Didn’t your closer have a DUI charge that somehow went away? Eitan bit that back. There were any number of things ballplayers did that teams actively abetted or at least looked the other way about in the name of securing their talents. Whatever he’d done, Texas had deemed that to be worse.

Eitan plucked the folder from Gabe before Gabe had time to react. He opened the file. It took a moment to adjust what he was seeing: a photo of him and Akiva sitting in a café, their fingers held loosely together. Akiva had been talking about something—probably a book given the gleam in his eyes—and Eitan didn’t remember much other than that look. Not the flavor of the oat milk chai latte he’d been drinking or how the chair he’d been sitting on had a wobble in one leg. Only the lightness he’d felt being in the exact right place at the exact right time with the exact right person. Who he’d left a continent away to come and sit in this chilly little room.

“And?” Eitan said.

“We’re a team with a certain…” The GM paused. “We want to make sure our players project a wholesome image.”

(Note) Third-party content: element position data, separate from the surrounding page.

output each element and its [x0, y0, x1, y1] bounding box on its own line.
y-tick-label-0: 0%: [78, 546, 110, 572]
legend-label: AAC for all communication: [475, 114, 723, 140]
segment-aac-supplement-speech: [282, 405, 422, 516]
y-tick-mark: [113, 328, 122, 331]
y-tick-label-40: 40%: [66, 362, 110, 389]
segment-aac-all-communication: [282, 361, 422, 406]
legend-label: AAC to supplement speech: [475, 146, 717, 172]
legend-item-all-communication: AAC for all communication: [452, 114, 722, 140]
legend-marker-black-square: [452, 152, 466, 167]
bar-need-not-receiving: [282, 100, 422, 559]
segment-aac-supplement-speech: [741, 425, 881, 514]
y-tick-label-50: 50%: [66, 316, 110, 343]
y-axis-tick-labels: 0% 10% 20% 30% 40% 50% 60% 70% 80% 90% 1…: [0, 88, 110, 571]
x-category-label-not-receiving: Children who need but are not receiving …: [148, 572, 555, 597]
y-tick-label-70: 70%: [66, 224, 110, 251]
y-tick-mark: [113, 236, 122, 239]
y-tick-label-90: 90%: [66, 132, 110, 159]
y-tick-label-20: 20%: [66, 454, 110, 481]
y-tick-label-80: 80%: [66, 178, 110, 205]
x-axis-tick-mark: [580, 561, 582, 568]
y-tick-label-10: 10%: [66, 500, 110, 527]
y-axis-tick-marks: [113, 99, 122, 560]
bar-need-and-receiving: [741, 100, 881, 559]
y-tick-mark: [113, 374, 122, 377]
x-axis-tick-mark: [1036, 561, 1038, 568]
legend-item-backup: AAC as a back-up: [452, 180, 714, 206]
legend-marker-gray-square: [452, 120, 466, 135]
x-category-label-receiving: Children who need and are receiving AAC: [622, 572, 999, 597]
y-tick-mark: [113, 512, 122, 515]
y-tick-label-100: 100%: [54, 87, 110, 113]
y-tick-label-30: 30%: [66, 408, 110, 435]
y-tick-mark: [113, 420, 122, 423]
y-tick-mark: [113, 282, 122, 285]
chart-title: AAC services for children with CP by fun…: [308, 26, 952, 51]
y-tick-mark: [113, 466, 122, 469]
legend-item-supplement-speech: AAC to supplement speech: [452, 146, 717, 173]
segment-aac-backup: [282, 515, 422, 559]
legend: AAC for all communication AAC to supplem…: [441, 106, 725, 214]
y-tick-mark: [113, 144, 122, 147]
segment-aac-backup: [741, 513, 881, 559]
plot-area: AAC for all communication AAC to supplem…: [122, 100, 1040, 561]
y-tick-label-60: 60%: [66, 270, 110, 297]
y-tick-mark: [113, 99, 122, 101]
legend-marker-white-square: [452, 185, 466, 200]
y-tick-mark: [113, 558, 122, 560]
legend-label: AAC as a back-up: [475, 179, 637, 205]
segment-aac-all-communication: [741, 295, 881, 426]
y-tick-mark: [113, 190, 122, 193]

Maybe it was his go-rounds with the New York media over the last few months, but for once, Eitan could hear the question underneath the question: Are you gonna keep being gay?

If he said no, they might offer him a contract. He could go to Texas. Be the guy on the left side of the infield, someone who hit second or third in the batting order. If he kept posting numbers the way he had been for much of his career, he had a good shot at being a Hall of Famer.

For that, he could tell them the whole thing with Akiva had been a lark, a hoax. For that, he could go to Texas, date, and keep quiet about it. Not hold hands in public. Not kiss over dinner just for the sake of kissing. Stuff his life into an opaque box and call it happiness. He could endure that, possibly. People did more for less.

He discarded the folder on the table. Gritted out, “Thank you so much for coming by. Have a wonderful day.” His hands were white knuckled. He waited until they’d left, and the door was closed, to pound a fist against the table, letting the impact send reverberations up his arm.

Gabe clucked that he could break something, but Eitan barely heard him. If he broke something, so what? Clearly, he’d given up everything for baseball when baseball was unwilling to give so much as an inch for him.

“I take it from your reaction that this is non-negotiable,” Gabe said mildly.

Eitan was shaking his head. He couldn’t help it. He couldn’t seem to control his body. It wasn’t supposed to go like this. An understatement. “This is fucked up,” he said.